Pas en colère mais presque

Jeudi 18 juin 2009 4 18 /06 /Juin /2009 12:15
Les ressources humaines dans l'agroalimentaire ont une remarquable façon d'appliquer le droit du travail et les accords d'entreprise.

En fait les règles sont bonnes à respecter quand elles permettent à l'entreprise de faire ce qu'elle veut de son personnel mais quand elles les protègent des abus elles sont soudainement imparfaites, oubliées ou mises au rebut.
Dans un cas elles sont indispensables et dans l'autre elles ne sont pas prioritaires.
Par exemple: les ressources humaines informent par courrier l'ensemble des responsables de la façon dont les textes permettent d'imposer des décalages de départ en congés, des sanctions possibles si un salarié proteste, en bref des possibilités d'imposer les choix de la direction sans tenir compte de ses obligations (consultation des DP etc) et de la vie des salariés.
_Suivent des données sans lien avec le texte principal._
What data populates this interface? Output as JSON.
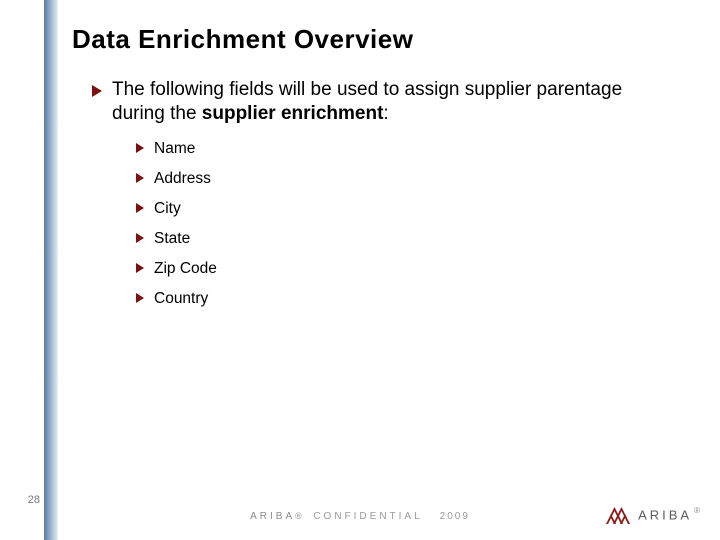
{
  "slide": {
    "title": "Data Enrichment Overview",
    "lead_prefix": "The following fields will be used to assign supplier parentage during the ",
    "lead_bold": "supplier enrichment",
    "lead_suffix": ":",
    "items": [
      "Name",
      "Address",
      "City",
      "State",
      "Zip Code",
      "Country"
    ]
  },
  "footer": {
    "page_number": "28",
    "brand": "ARIBA",
    "reg": "®",
    "confidential": "CONFIDENTIAL",
    "year": "2009"
  },
  "logo": {
    "text": "ARIBA",
    "reg": "®"
  },
  "colors": {
    "bullet": "#7d0f12",
    "logo": "#8d1a18"
  }
}
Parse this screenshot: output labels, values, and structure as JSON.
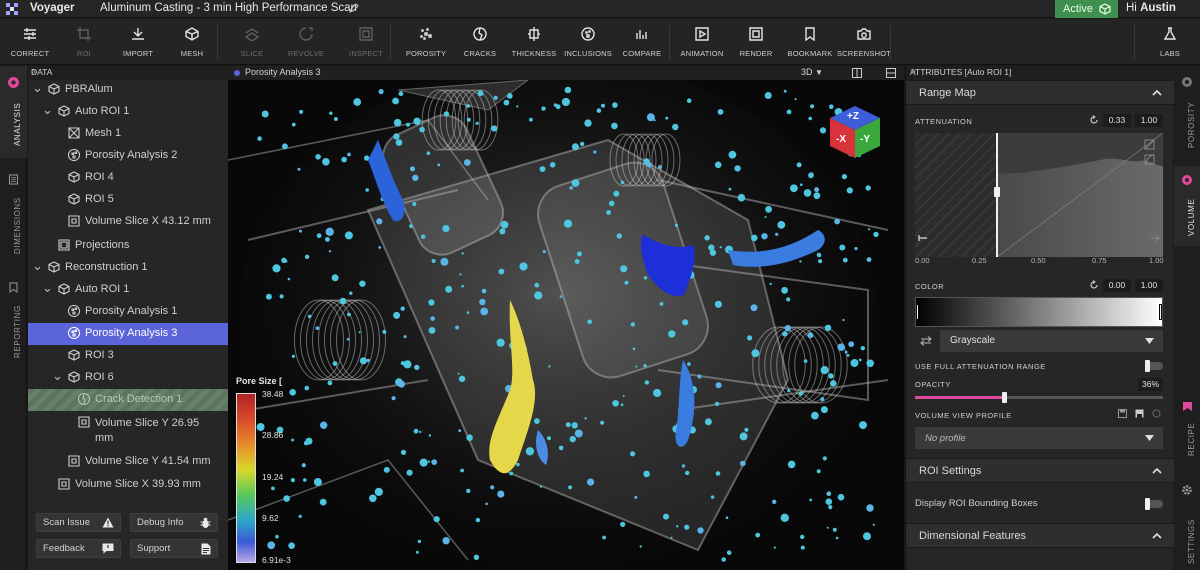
{
  "app": {
    "name": "Voyager",
    "document_title": "Aluminum Casting - 3 min High Performance Scan",
    "status": "Active",
    "greeting_prefix": "Hi",
    "user": "Austin"
  },
  "toolbar": {
    "items": [
      {
        "label": "CORRECT",
        "icon": "sliders-icon",
        "disabled": false
      },
      {
        "label": "ROI",
        "icon": "crop-icon",
        "disabled": true
      },
      {
        "label": "IMPORT",
        "icon": "import-icon",
        "disabled": false
      },
      {
        "label": "MESH",
        "icon": "mesh-icon",
        "disabled": false
      },
      {
        "label": "SLICE",
        "icon": "slice-icon",
        "disabled": true
      },
      {
        "label": "REVOLVE",
        "icon": "revolve-icon",
        "disabled": true
      },
      {
        "label": "INSPECT",
        "icon": "inspect-icon",
        "disabled": true
      },
      {
        "label": "POROSITY",
        "icon": "porosity-icon",
        "disabled": false
      },
      {
        "label": "CRACKS",
        "icon": "cracks-icon",
        "disabled": false
      },
      {
        "label": "THICKNESS",
        "icon": "thickness-icon",
        "disabled": false
      },
      {
        "label": "INCLUSIONS",
        "icon": "inclusions-icon",
        "disabled": false
      },
      {
        "label": "COMPARE",
        "icon": "compare-icon",
        "disabled": false
      },
      {
        "label": "ANIMATION",
        "icon": "animation-icon",
        "disabled": false
      },
      {
        "label": "RENDER",
        "icon": "render-icon",
        "disabled": false
      },
      {
        "label": "BOOKMARK",
        "icon": "bookmark-icon",
        "disabled": false
      },
      {
        "label": "SCREENSHOT",
        "icon": "camera-icon",
        "disabled": false
      },
      {
        "label": "LABS",
        "icon": "flask-icon",
        "disabled": false
      }
    ]
  },
  "left_tabs": [
    {
      "label": "ANALYSIS",
      "icon": "analysis-icon",
      "active": true
    },
    {
      "label": "DIMENSIONS",
      "icon": "dimensions-icon",
      "active": false
    },
    {
      "label": "REPORTING",
      "icon": "reporting-icon",
      "active": false
    }
  ],
  "data_panel": {
    "title": "DATA",
    "tree": [
      {
        "label": "PBRAlum",
        "icon": "cube-icon",
        "expanded": true
      },
      {
        "label": "Auto ROI 1",
        "icon": "cube-icon",
        "expanded": true
      },
      {
        "label": "Mesh 1",
        "icon": "mesh-node-icon"
      },
      {
        "label": "Porosity Analysis 2",
        "icon": "porosity-node-icon"
      },
      {
        "label": "ROI 4",
        "icon": "cube-icon"
      },
      {
        "label": "ROI 5",
        "icon": "cube-icon"
      },
      {
        "label": "Volume Slice X 43.12 mm",
        "icon": "slice-node-icon"
      },
      {
        "label": "Projections",
        "icon": "projections-icon"
      },
      {
        "label": "Reconstruction 1",
        "icon": "cube-icon",
        "expanded": true
      },
      {
        "label": "Auto ROI 1",
        "icon": "cube-icon",
        "expanded": true
      },
      {
        "label": "Porosity Analysis 1",
        "icon": "porosity-node-icon"
      },
      {
        "label": "Porosity Analysis 3",
        "icon": "porosity-node-icon",
        "selected": true
      },
      {
        "label": "ROI 3",
        "icon": "cube-icon"
      },
      {
        "label": "ROI 6",
        "icon": "cube-icon",
        "expanded": true
      },
      {
        "label": "Crack Detection 1",
        "icon": "crack-node-icon",
        "status": "processing"
      },
      {
        "label": "Volume Slice Y 26.95 mm",
        "icon": "slice-node-icon"
      },
      {
        "label": "Volume Slice Y 41.54 mm",
        "icon": "slice-node-icon"
      },
      {
        "label": "Volume Slice X 39.93 mm",
        "icon": "slice-node-icon"
      }
    ],
    "buttons": {
      "scan_issue": "Scan Issue",
      "debug_info": "Debug Info",
      "feedback": "Feedback",
      "support": "Support"
    }
  },
  "viewer": {
    "title": "Porosity Analysis 3",
    "view_mode": "3D",
    "orientation_cube": {
      "top": "+Z",
      "left": "-X",
      "right": "-Y"
    },
    "legend": {
      "title": "Pore Size [",
      "ticks": [
        "38.48",
        "28.86",
        "19.24",
        "9.62",
        "6.91e-3"
      ]
    }
  },
  "attributes": {
    "title": "ATTRIBUTES [Auto ROI 1]",
    "range_map": {
      "title": "Range Map",
      "attenuation_label": "ATTENUATION",
      "attenuation_min": "0.33",
      "attenuation_max": "1.00",
      "axis_ticks": [
        "0.00",
        "0.25",
        "0.50",
        "0.75",
        "1.00"
      ],
      "color_label": "COLOR",
      "color_min": "0.00",
      "color_max": "1.00",
      "colormap": "Grayscale",
      "full_range_label": "USE FULL ATTENUATION RANGE",
      "opacity_label": "OPACITY",
      "opacity_value": "36%",
      "opacity_fraction": 0.36,
      "profile_label": "VOLUME VIEW PROFILE",
      "profile_value": "No profile"
    },
    "roi_settings": {
      "title": "ROI Settings",
      "bounding_boxes_label": "Display ROI Bounding Boxes"
    },
    "dimensional_features": {
      "title": "Dimensional Features"
    }
  },
  "right_tabs": [
    {
      "label": "POROSITY",
      "icon": "porosity-tab-icon",
      "active": false
    },
    {
      "label": "VOLUME",
      "icon": "volume-tab-icon",
      "active": true
    },
    {
      "label": "RECIPE",
      "icon": "recipe-tab-icon",
      "active": false
    },
    {
      "label": "SETTINGS",
      "icon": "gear-icon",
      "active": false
    }
  ],
  "colors": {
    "accent": "#5b64d8",
    "active_green": "#3f8f4e",
    "opacity_pink": "#e0489e",
    "pore_cyan": "#4ec6e0",
    "pore_blue": "#3a5ad8",
    "pore_yellow": "#e4d84a"
  }
}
Dans ce cas les RH rappellent ce que le droit lui permet Mais quand un représentant du personnel interroge l'entreprise sur le fait qu'elle ne peut pas faire travailler un employé moins de 4 h par jour lorsqu'il est à son poste (voir accord d'entreprise sur les 35h) et qu'elle le renvoie chez lui après 2h de présence ou qu'il n'est pas possible de mettre en place une astreinte sans accord , dans ce cas elle met le droit volontairement de coté. Le droit est important pour l'employeur quand il défend ses intérêts mais sans fondement quand il protège le salarié.

ON NE PEUT SE PRÉVALOIR DU DROIT QU'EN LE RESPECTANT.

Ne pas respecter la législation, le code du travail, les accords collectifs, la convention collective exposent à des litiges et des sanctions. Pourtant le système est connu des ressources humaines elles l'utilisent et n'hésitent pas a sanctionner les salariés. Avertissements et mises à pied sont souvent utilisés par l'entreprise.

MARCHER LA TÊTE BAISSÉE NE PERMET PAS DE VOIR DEVANT
Mercredi 26 novembre 2008 3 26 /11 /Nov /2008 12:53

1 mois, c’est le temps qu ‘aura duré l’acquisition d’un nouvel établissement.

En fait tout semblait joué d’avance :


Fin septembre le CE est réuni exceptionnellement en vue d’un projet d’acquisition de fond de commerce. Tout semble presque beau, l’entreprise ira « moins mal », les emplois seront préservés

Octobre : réunion mensuelle du CE, rien d’extraordinaire, la situation globale n’est pas au mieux comme un peu partout en France dit-on, la fusion acquisition suit son cours, les salariés du nouveau site intégreront l’entreprise au 1er novembre

Novembre : réunion mensuelle du CE. Tiens donc ? Il semblerait que la situation du nouvel établissement soit pire que prévu, nous aurait-on caché des choses ? Mais pas d’inquiétude, la direction travaille à redresser tout ça.

Nos dirigeants sont en cours d’élaboration des budgets et prévisions pour 2009, ce sera difficile mais pas impossible. Il faut réduire les coûts, mais nous y arriverons, peut être faudra-t-il envisager quelques départs de plus, et oui, les coûts reductibles sont surtout des emplois, les autres économies semblent toujours plus difficiles à faire.

Novembre 10 jours après (vendredi prochain pour être clair) : REréunion exceptionnel du CE : la direction décide de fermer le nouvel établissement !


Moins de 30 jours entre l’acquisition du fond de commerce et la décision de le fermer avec la perte de plus de 50 emplois.


Je me demande si nos décideurs pensent que les représentants du personnel sont des idiots, s’ils pensent que dissimuler est synonymes d’informer.

Dans ce climat de très grande confiance il ne serait pas étonnant que naissent de grandes colères que ne sauraient, peut être pas, apaiser des discours maintenant difficiles à croire.


Heureux les simples d’esprit : le royaume des cieux leur appartient.